帝国南部、ミーバーロス湾。午前5時2分前。朝の漁に出かける漁船が岬をまわると、突然そこに巨大な島が立ちふさがっていた。フロレシオ海を渡って帝国の海に現れたウルトラザウルスの巨体であった。
驚く漁師たちの耳に雷のような砲声がとどろいた。
午前5時、上陸作戦の火蓋が切られた。
帝国海岸におしよせる共和国小型ゾイド。スネークス部隊がまっ先に帝国海岸陣地に襲いかかった。砂浜はたちまち、炸裂する砲弾の煙で覆われた。
帝国守備隊がスネークスと必死の戦いを続ける隙に、共和国大型ゾイドが防御線を突破した。

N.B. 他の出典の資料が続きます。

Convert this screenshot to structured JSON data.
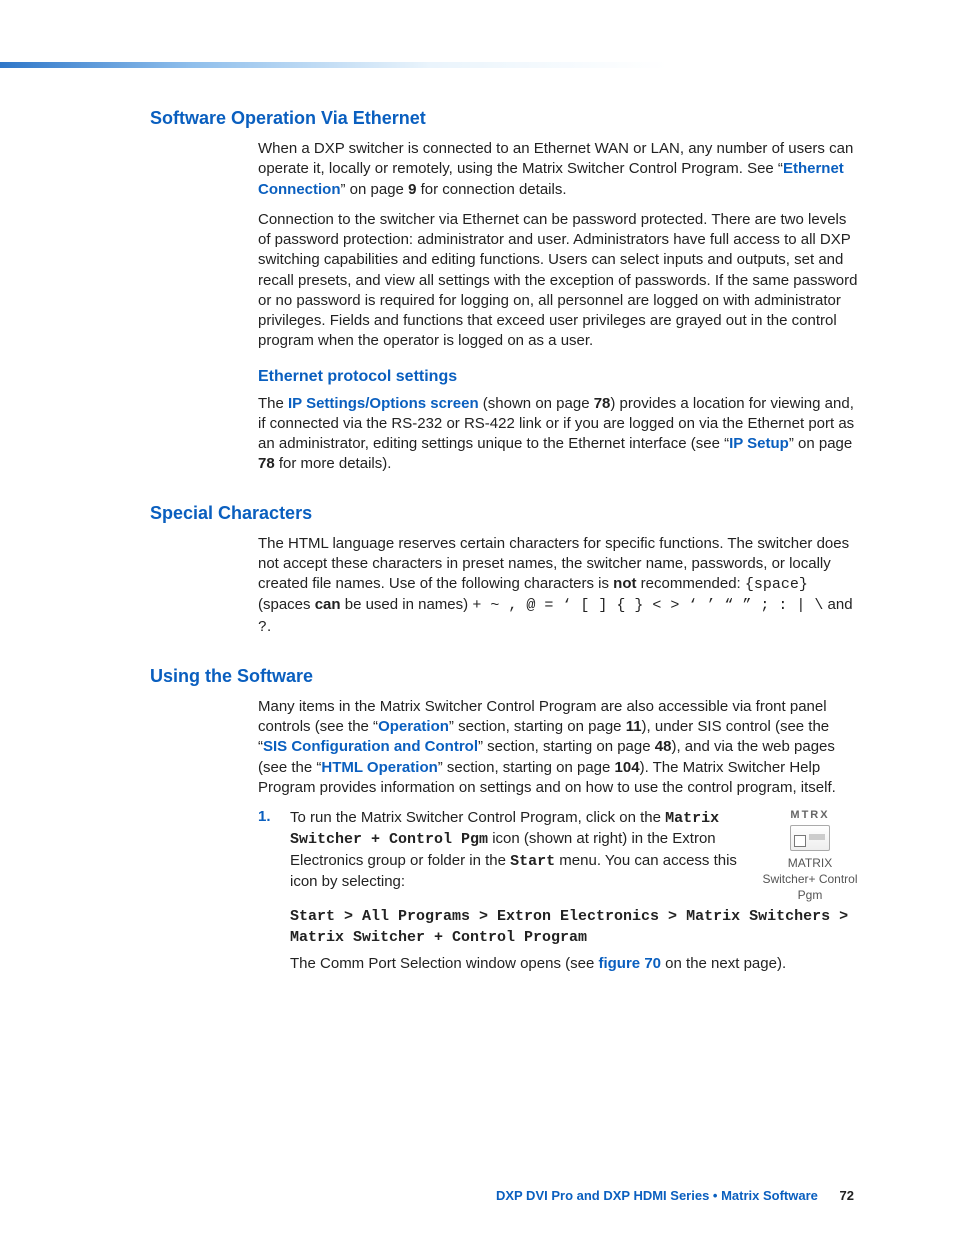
{
  "sections": {
    "swoe": {
      "title": "Software Operation Via Ethernet",
      "p1_a": "When a DXP switcher is connected to an Ethernet WAN or LAN, any number of users can operate it, locally or remotely, using the Matrix Switcher Control Program. See “",
      "p1_link": "Ethernet Connection",
      "p1_b": "” on page ",
      "p1_page": "9",
      "p1_c": " for connection details.",
      "p2": "Connection to the switcher via Ethernet can be password protected. There are two levels of password protection: administrator and user. Administrators have full access to all DXP switching capabilities and editing functions. Users can select inputs and outputs, set and recall presets, and view all settings with the exception of passwords. If the same password or no password is required for logging on, all personnel are logged on with administrator privileges. Fields and functions that exceed user privileges are grayed out in the control program when the operator is logged on as a user.",
      "sub_title": "Ethernet protocol settings",
      "p3_a": "The ",
      "p3_link1": "IP Settings/Options screen",
      "p3_b": " (shown on page ",
      "p3_page1": "78",
      "p3_c": ") provides a location for viewing and, if connected via the RS-232 or RS-422 link or if you are logged on via the Ethernet port as an administrator, editing settings unique to the Ethernet interface (see “",
      "p3_link2": "IP Setup",
      "p3_d": "” on page ",
      "p3_page2": "78",
      "p3_e": " for more details)."
    },
    "spec": {
      "title": "Special Characters",
      "p1_a": "The HTML language reserves certain characters for specific functions. The switcher does not accept these characters in preset names, the switcher name, passwords, or locally created file names. Use of the following characters is ",
      "p1_not": "not",
      "p1_b": " recommended: ",
      "p1_chars1": "{space}",
      "p1_c": " (spaces ",
      "p1_can": "can",
      "p1_d": " be used in names) ",
      "p1_chars2": "+ ~ , @ = ‘ [ ] { } < > ‘ ’ “ ” ; : | \\",
      "p1_e": " and ",
      "p1_chars3": "?",
      "p1_f": "."
    },
    "using": {
      "title": "Using the Software",
      "p1_a": "Many items in the Matrix Switcher Control Program are also accessible via front panel controls (see the “",
      "p1_link1": "Operation",
      "p1_b": "” section, starting on page ",
      "p1_page1": "11",
      "p1_c": "), under SIS control (see the “",
      "p1_link2": "SIS Configuration and Control",
      "p1_d": "” section, starting on page ",
      "p1_page2": "48",
      "p1_e": "), and via the web pages (see the “",
      "p1_link3": "HTML Operation",
      "p1_f": "” section, starting on page ",
      "p1_page3": "104",
      "p1_g": "). The Matrix Switcher Help Program provides information on settings and on how to use the control program, itself.",
      "step1_num": "1.",
      "step1_a": "To run the Matrix Switcher Control Program, click on the ",
      "step1_m1": "Matrix Switcher + Control Pgm",
      "step1_b": " icon (shown at right) in the Extron Electronics group or folder in the ",
      "step1_m2": "Start",
      "step1_c": " menu. You can access this icon by selecting:",
      "step1_path": "Start > All Programs > Extron Electronics > Matrix Switchers > Matrix Switcher + Control Program",
      "step1_d": "The Comm Port Selection window opens (see ",
      "step1_link": "figure 70",
      "step1_e": " on the next page).",
      "icon_top": "MTRX",
      "icon_caption": "MATRIX Switcher+ Control Pgm"
    }
  },
  "footer": {
    "title": "DXP DVI Pro and DXP HDMI Series • Matrix Software",
    "page": "72"
  }
}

海岸線は共和国軍の手に落ちた。休む間もなく奥地へ向けて前進したゴジュラスの前に、サーベルタイガーが現れた。
うなりをあげて襲いかかるゴジュラス。ウルトラが無事に奥地へ攻め込むまで、帝国軍をくいとめるのが彼らの任務なのだ。
唸るウルトラキャノン砲
北に向かって前進を続けるウルトラ部隊の前に、目に見えぬ細い道が伸びていた。共和国上陸部隊のすべてのゾイドが命をかけて守る一本の道。それは、帝国軍の残留部隊が全力をあげて遮断しようとする道でもあった。
その道の先には、共和国へ侵入した帝国派遣軍に作戦を発する重要基地、皇帝ゼネバスが自ら指揮に立つ司令本部があるのだ。

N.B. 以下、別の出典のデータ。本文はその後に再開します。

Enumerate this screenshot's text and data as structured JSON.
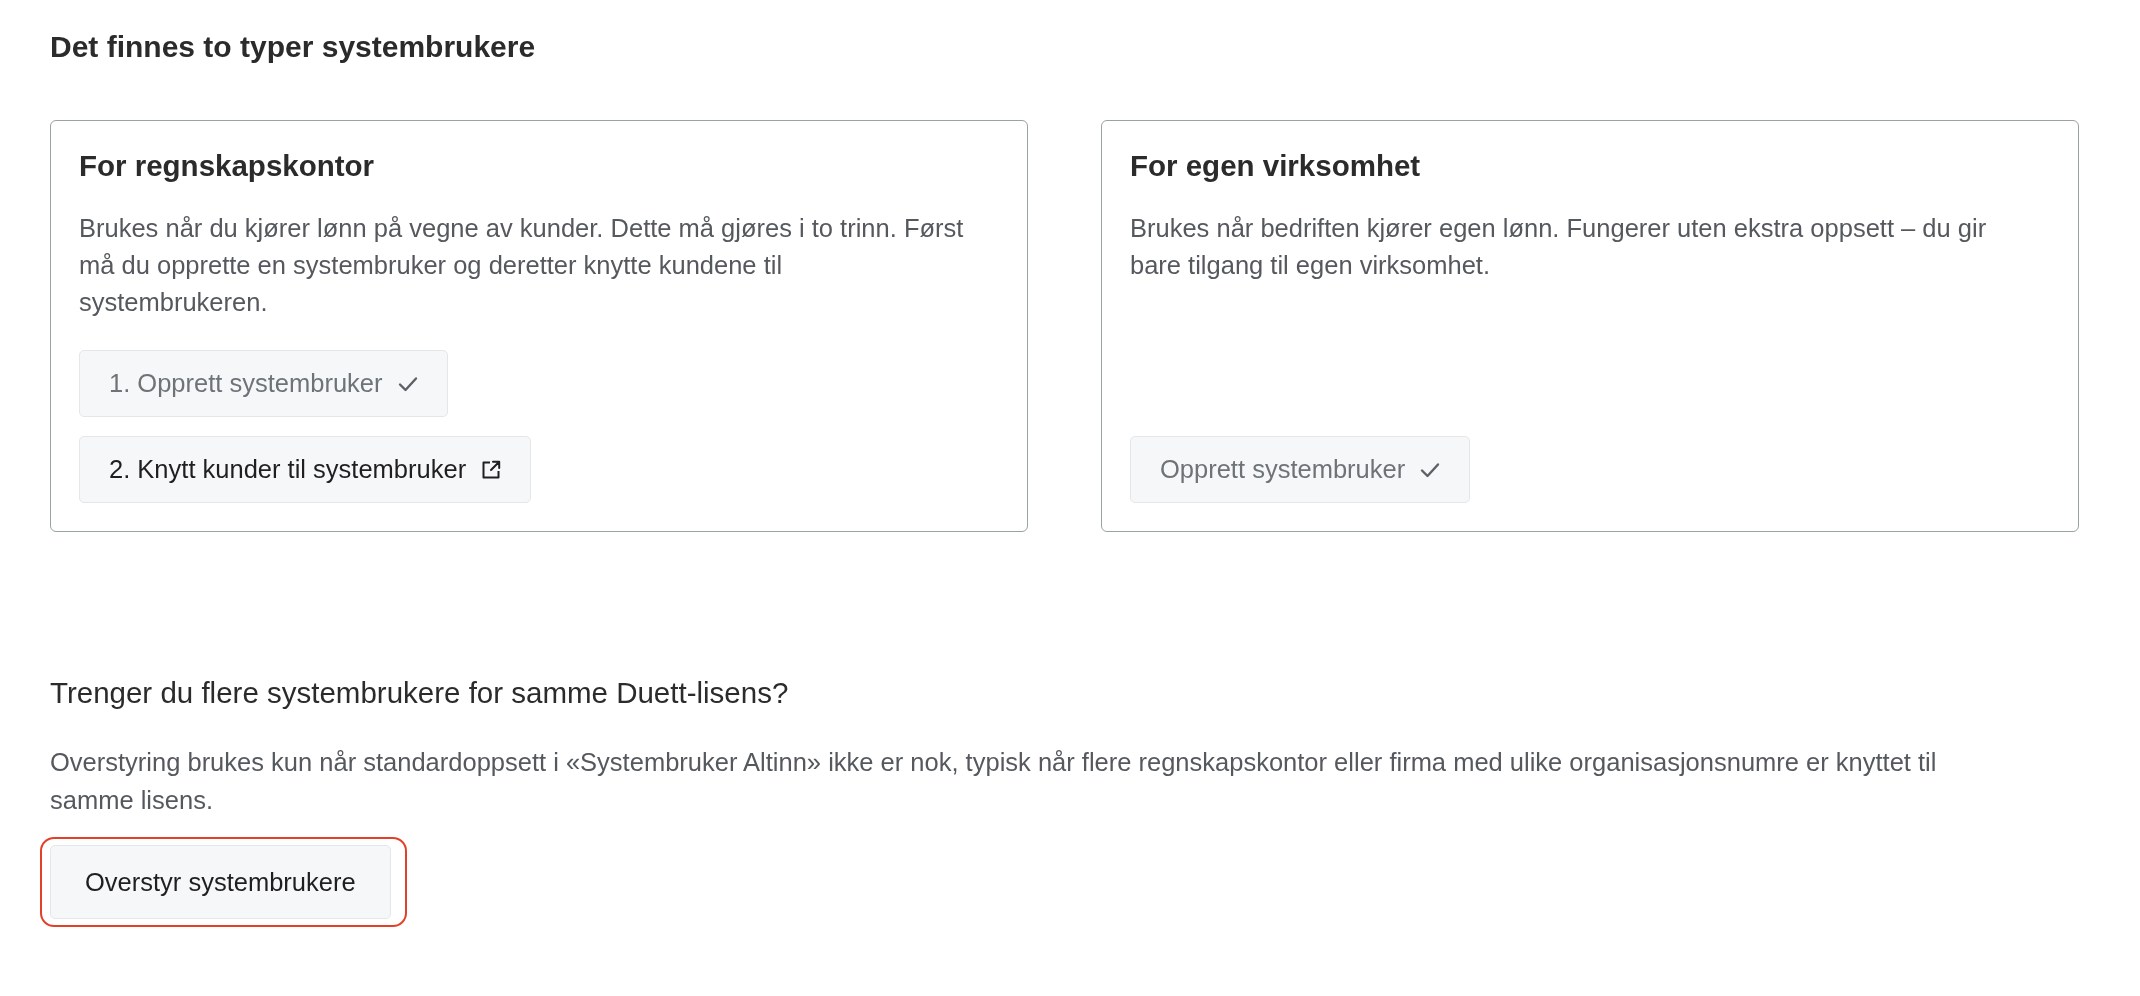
{
  "page": {
    "title": "Det finnes to typer systembrukere"
  },
  "cards": [
    {
      "title": "For regnskapskontor",
      "description": "Brukes når du kjører lønn på vegne av kunder. Dette må gjøres i to trinn. Først må du opprette en systembruker og deretter knytte kundene til systembrukeren.",
      "actions": [
        {
          "label": "1. Opprett systembruker",
          "completed": true
        },
        {
          "label": "2. Knytt kunder til systembruker",
          "completed": false
        }
      ]
    },
    {
      "title": "For egen virksomhet",
      "description": "Brukes når bedriften kjører egen lønn. Fungerer uten ekstra oppsett – du gir bare tilgang til egen virksomhet.",
      "actions": [
        {
          "label": "Opprett systembruker",
          "completed": true
        }
      ]
    }
  ],
  "override": {
    "heading": "Trenger du flere systembrukere for samme Duett-lisens?",
    "description": "Overstyring brukes kun når standardoppsett i «Systembruker Altinn» ikke er nok, typisk når flere regnskapskontor eller firma med ulike organisasjonsnumre er knyttet til samme lisens.",
    "button": {
      "label": "Overstyr systembrukere",
      "highlighted": true
    }
  }
}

司令本部を攻撃し、これを帝国の奥深くへ撤退させる。そして、中央山脈の西側に、山脈にそって共和国軍の陣地を築けば、共和国に侵入した帝国の大軍は、いっさいの補給と、帝国へ帰る道を失うのだ。
全力で走るウルトラの頭上を偵察型プテラスが追いこしていった。司令本部の正確な位置を探しに行くのだ。ウルトラに乗るすべての兵士が祈るような気持ちでプテラスを見上げるのだった。

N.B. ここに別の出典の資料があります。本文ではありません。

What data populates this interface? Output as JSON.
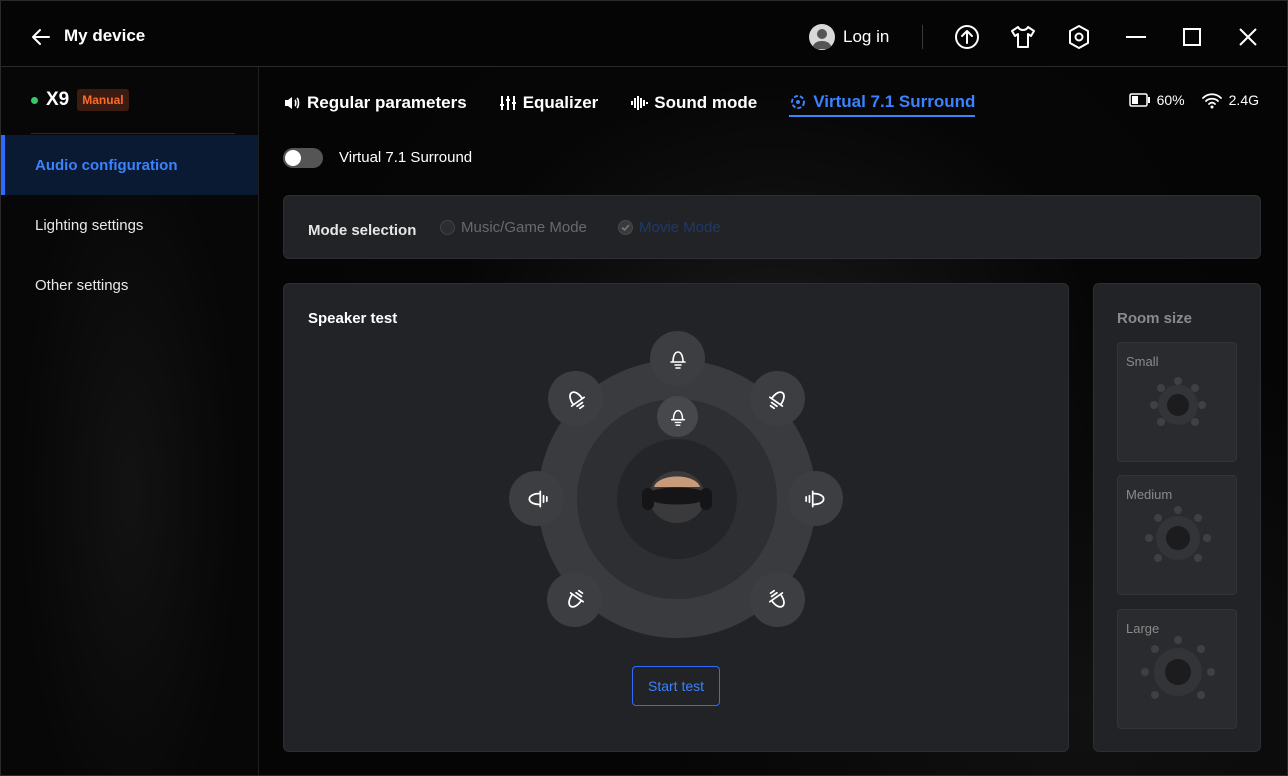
{
  "titlebar": {
    "title": "My device",
    "login_label": "Log in"
  },
  "device": {
    "name": "X9",
    "badge": "Manual",
    "status_color": "#3cc46a"
  },
  "sidebar": {
    "items": [
      {
        "label": "Audio configuration",
        "active": true
      },
      {
        "label": "Lighting settings",
        "active": false
      },
      {
        "label": "Other settings",
        "active": false
      }
    ]
  },
  "tabs": [
    {
      "label": "Regular parameters",
      "icon": "speaker-icon"
    },
    {
      "label": "Equalizer",
      "icon": "sliders-icon"
    },
    {
      "label": "Sound mode",
      "icon": "soundwave-icon"
    },
    {
      "label": "Virtual 7.1 Surround",
      "icon": "surround-icon",
      "active": true
    }
  ],
  "status": {
    "battery": "60%",
    "wireless": "2.4G"
  },
  "surround_toggle": {
    "label": "Virtual 7.1 Surround",
    "on": false
  },
  "mode_selection": {
    "title": "Mode selection",
    "options": [
      {
        "label": "Music/Game Mode",
        "selected": false
      },
      {
        "label": "Movie Mode",
        "selected": true
      }
    ]
  },
  "speaker_test": {
    "title": "Speaker test",
    "button_label": "Start test",
    "speakers": [
      "front-left",
      "front-center",
      "front-right",
      "side-left",
      "side-right",
      "rear-left",
      "rear-right",
      "subwoofer-center"
    ]
  },
  "room_size": {
    "title": "Room size",
    "options": [
      {
        "label": "Small"
      },
      {
        "label": "Medium"
      },
      {
        "label": "Large"
      }
    ]
  },
  "colors": {
    "accent": "#3b82ff",
    "badge_text": "#ff6a2a",
    "panel_bg": "#222326"
  }
}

共和国軍の防御線を突破したアイアンコングがウルトラ部隊に襲いかかった。
1台のウルトラが身を盾にしてコングの前に立ちふさがった。次々と減っていくウルトラ部隊。だが最後の1台が司令本部を砲撃できれば、作戦は成功するのだ。
霧の上をプテラスは飛び続けた。妨害電波でレーダーは役に立たない。プテラスが危険を覚悟で高度を下げようとした時、霧の切れ目から司令本部の建物がちらりと現れた。
「シレイホンブ ハッケン…」
通信が霧の海を飛んだ。
ウルトラのキャノン砲がゆっくりと空に向けられた。砲手以外の乗組員全員が飛行甲板にとび出して、かたずをのんで前方を見つめた。
「撃て!」
轟音と共に2発の砲弾が発射された。
砲弾が空気を切り裂いて目標に向かう。吸い込まれるような静けさの後、はるか遠い前方に白い煙が立ちあがり、一瞬遅れて炸裂音と砂塵がウルトラを包んだ。
命中か?それとも失敗か?
通信士が甲板にとび出してきた。
「命中だ、司令本部はふっ飛んだぞ」
歓声を上げる乗組員。共和国の命運をかけた作戦は成功したのだ。